Statistical analysis
Categorical variables were described as numbers and percentages, and continuous variables were summarized as means and standard deviations. Differences among groups were analyzed using analysis of variance (ANOVA) with Scheffé’s post-hoc analysis method for continuous variables and chi-square tests for categorical variables. Cumulative cerebral cardiovascular disease incidence rates were estimated using the Kaplan–Meier survival curve. Log-rank tests were conducted to determine the differences in the cumulative incidence of cerebral cardiovascular disease among the groups. To investigate the association between cerebral cardiovascular disease incidence, the presence of MetS, and changes in social support, Cox proportional-hazard analysis was performed to estimate the hazard ratios (HRs) and 95% confidence intervals (CIs). Three models with progressive degrees of adjustment were used. First, the analysis was performed based on the presence of MetS and changes in social support. Second, we adjusted for age and sex. Finally, we further adjusted for LDL cholesterol level, smoking, and regular exercise. Statistical significance was set at p <0.05. All statistical analyses were conducted using SAS (version 9.4; Cary, NC, USA) and R 4.3.1 (Institute for Statistics and Mathematics, Vienna, Austria).
Results
Characteristics of the participants
Clinical characteristics of the study participants in relation to the presence of MetS and changes in social support are shown in Table 1. The total number of participants was 2,721. Specifically, among participants without MetS, 1,614 were classified into the without persistently low social support group, and 163 were classified into the persistently low social support group. Furthermore, among participants with MetS, 841 were categorized into the without persistently low social support group and 103 were categorized into the with persistently low social support group. Compared to the other three groups, those with MetS and with persistently low social support were older; had higher BMI and total cholesterol, LDL cholesterol, and triglyceride levels; showed a greater incidence of hypertension and diabetes; and were more likely to not exercise regularly.

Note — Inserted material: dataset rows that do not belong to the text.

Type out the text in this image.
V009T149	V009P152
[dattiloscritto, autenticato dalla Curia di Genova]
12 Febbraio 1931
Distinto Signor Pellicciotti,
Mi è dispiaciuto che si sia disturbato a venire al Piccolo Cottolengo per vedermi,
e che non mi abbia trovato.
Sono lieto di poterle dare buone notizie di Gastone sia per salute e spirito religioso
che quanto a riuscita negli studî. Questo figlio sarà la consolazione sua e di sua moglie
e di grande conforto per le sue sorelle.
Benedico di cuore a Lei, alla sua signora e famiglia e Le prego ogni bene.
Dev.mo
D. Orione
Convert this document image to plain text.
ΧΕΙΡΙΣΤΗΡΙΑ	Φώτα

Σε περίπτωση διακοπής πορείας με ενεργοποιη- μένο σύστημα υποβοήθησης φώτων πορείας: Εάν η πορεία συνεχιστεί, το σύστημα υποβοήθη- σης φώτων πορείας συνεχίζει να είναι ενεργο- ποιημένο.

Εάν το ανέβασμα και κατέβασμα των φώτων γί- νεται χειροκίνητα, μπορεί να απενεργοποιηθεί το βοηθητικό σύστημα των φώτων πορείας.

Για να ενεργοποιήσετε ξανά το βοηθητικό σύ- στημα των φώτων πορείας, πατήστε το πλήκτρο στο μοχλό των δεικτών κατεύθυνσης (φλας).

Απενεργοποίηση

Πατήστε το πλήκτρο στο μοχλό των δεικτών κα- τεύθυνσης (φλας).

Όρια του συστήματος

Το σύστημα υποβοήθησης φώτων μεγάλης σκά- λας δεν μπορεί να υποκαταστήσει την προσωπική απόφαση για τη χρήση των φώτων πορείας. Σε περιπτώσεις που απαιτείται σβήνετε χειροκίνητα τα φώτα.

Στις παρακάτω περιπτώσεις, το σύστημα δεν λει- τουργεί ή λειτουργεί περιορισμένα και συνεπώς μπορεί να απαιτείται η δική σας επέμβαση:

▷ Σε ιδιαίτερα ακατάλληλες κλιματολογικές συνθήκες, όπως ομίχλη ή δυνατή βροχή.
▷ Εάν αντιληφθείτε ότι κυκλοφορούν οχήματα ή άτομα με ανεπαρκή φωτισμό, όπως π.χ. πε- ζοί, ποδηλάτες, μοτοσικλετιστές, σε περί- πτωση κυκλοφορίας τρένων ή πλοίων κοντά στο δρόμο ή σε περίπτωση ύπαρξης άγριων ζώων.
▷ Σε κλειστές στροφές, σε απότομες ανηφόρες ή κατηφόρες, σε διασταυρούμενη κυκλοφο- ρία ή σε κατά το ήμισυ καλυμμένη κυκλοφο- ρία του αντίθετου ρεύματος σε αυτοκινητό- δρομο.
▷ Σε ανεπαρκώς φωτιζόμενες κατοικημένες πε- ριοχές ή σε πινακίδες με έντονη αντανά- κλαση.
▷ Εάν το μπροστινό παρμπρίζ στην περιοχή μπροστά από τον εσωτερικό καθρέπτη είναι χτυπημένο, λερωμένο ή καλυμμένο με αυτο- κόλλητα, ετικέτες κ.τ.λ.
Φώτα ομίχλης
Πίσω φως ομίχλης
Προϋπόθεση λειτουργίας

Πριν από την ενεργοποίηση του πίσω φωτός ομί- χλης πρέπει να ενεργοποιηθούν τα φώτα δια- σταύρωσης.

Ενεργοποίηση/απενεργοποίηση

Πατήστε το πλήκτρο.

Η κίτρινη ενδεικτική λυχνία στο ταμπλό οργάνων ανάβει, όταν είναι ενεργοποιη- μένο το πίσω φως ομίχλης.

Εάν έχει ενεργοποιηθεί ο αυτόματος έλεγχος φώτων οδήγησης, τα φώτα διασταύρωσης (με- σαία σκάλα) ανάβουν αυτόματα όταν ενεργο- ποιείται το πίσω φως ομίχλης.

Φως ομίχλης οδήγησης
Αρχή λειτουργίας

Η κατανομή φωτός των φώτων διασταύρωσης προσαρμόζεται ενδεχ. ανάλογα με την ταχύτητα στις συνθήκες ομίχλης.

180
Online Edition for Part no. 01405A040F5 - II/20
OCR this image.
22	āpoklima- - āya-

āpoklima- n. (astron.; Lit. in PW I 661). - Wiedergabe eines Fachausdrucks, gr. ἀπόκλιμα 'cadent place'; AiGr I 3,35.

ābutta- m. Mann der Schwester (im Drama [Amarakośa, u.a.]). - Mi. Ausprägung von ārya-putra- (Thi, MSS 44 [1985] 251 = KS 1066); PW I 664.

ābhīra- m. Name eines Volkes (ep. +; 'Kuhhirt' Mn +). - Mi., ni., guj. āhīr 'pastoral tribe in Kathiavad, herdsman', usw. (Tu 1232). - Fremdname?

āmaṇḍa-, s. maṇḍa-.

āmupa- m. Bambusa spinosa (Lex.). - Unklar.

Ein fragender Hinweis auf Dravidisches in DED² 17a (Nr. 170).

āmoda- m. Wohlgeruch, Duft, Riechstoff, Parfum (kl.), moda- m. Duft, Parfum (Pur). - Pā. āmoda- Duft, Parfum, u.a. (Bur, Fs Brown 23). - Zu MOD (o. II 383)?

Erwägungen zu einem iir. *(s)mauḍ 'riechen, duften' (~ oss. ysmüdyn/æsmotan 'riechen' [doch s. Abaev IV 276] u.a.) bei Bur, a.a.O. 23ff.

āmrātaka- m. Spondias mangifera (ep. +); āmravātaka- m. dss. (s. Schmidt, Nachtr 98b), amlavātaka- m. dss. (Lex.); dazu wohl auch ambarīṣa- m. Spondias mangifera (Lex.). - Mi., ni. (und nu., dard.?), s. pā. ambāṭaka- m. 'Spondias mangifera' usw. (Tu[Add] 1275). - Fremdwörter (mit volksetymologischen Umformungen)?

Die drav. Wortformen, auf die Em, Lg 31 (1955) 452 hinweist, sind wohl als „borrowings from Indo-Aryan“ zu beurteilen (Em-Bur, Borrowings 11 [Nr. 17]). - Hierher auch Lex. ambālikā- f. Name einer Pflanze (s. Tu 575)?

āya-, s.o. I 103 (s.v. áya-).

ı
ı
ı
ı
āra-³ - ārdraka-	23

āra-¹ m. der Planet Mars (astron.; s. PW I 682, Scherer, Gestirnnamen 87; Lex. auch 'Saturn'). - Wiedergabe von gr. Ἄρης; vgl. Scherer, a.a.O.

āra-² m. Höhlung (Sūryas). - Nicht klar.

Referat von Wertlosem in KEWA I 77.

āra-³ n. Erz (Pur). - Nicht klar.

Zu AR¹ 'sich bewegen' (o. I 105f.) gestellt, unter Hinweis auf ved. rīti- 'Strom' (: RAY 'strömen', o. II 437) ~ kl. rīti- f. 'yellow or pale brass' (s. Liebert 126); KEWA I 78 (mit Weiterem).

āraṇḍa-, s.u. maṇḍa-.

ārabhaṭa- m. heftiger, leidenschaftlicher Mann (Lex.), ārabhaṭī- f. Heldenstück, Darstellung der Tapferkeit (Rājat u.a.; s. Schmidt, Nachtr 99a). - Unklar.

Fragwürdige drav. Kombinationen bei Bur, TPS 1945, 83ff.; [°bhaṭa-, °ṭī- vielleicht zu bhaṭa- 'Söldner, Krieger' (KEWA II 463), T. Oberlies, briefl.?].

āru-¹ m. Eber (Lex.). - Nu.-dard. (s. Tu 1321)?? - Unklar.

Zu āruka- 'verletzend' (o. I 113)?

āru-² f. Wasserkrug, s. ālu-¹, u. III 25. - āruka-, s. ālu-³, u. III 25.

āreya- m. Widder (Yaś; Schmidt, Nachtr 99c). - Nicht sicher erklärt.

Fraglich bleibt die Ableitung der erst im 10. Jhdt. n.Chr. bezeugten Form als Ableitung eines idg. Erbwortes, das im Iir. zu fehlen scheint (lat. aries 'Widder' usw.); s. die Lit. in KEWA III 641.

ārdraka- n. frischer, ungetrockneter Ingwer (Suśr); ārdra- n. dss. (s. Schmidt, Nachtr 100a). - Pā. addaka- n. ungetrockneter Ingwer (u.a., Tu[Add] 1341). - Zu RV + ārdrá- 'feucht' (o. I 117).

[Figure omitted. See PDF.]
Kaplan–Meier analysis of time to disease in relation to MetS and social support.
Of the 2,721 participants analyzed in our study, 162 (5.95%) developed cerebral cardiovascular disease during the follow-up period. The Kaplan–Meier survival curves for cumulative incidence from cerebral cardiovascular disease in relation to changes in social support and the presence of MetS are shown in Fig 2. In comparison with the other three groups, those with MetS and those with persistently low social support showed a higher probability of developing incident cerebral cardiovascular disease. The cumulative incidence of cerebral cardiovascular disease showed significantly higher in the group without MetS and persistently low social support (log-rank test, p <0.05).
[Figure omitted. See PDF.]
Relationship between cerebral cardiovascular disease events, the presence of MetS, and changes in social support
Cox proportional-hazard analysis was used to investigate the risk of incident cerebral cardiovascular disease in relation to the presence of MetS and changes in social support (Table 2). The incidence of cerebral cardiovascular disease was the highest at 16.10 (95% CI, 7.72–29.61) in the patients with MetS and with persistently low social support. The crude HR for cerebral cardiovascular disease was 2.41 (95% CI, 1.24–4.67) in the group with MetS and with persistently low social support in comparison to the group without MetS and persistently low social support. In this group, the HR for cerebrovascular events was 1.97 (95% CI, 1.01–3.85) after adjustment for age, sex, low-density lipoprotein cholesterol level, smoking, and lack of regular exercise. In addition, even in the group with MetS and without persistently low social support, the crude HR was significant at 1.98 (95% CI, 1.43–2.76). The fully adjusted HR was 1.78 (95% CI, 1.28–2.48). Additionally, Cox proportional-hazards analysis was used to examine the risks of myocardial infarction (MI), angina, and stroke, and similar trends were observed when stratified by cerebral cardiovascular disease (Table 3). The HRs for incident myocardial infarction, angina, and stroke in the groups with and without persistently low social support were 2.06 (95% CI, 1.05–4.00), 2.14 (95% CI, 1.10–4.16), and 1.94 (95% CI, 0.99–3.77), respectively, which were higher than the HRs in the groups with and without persistently low social support.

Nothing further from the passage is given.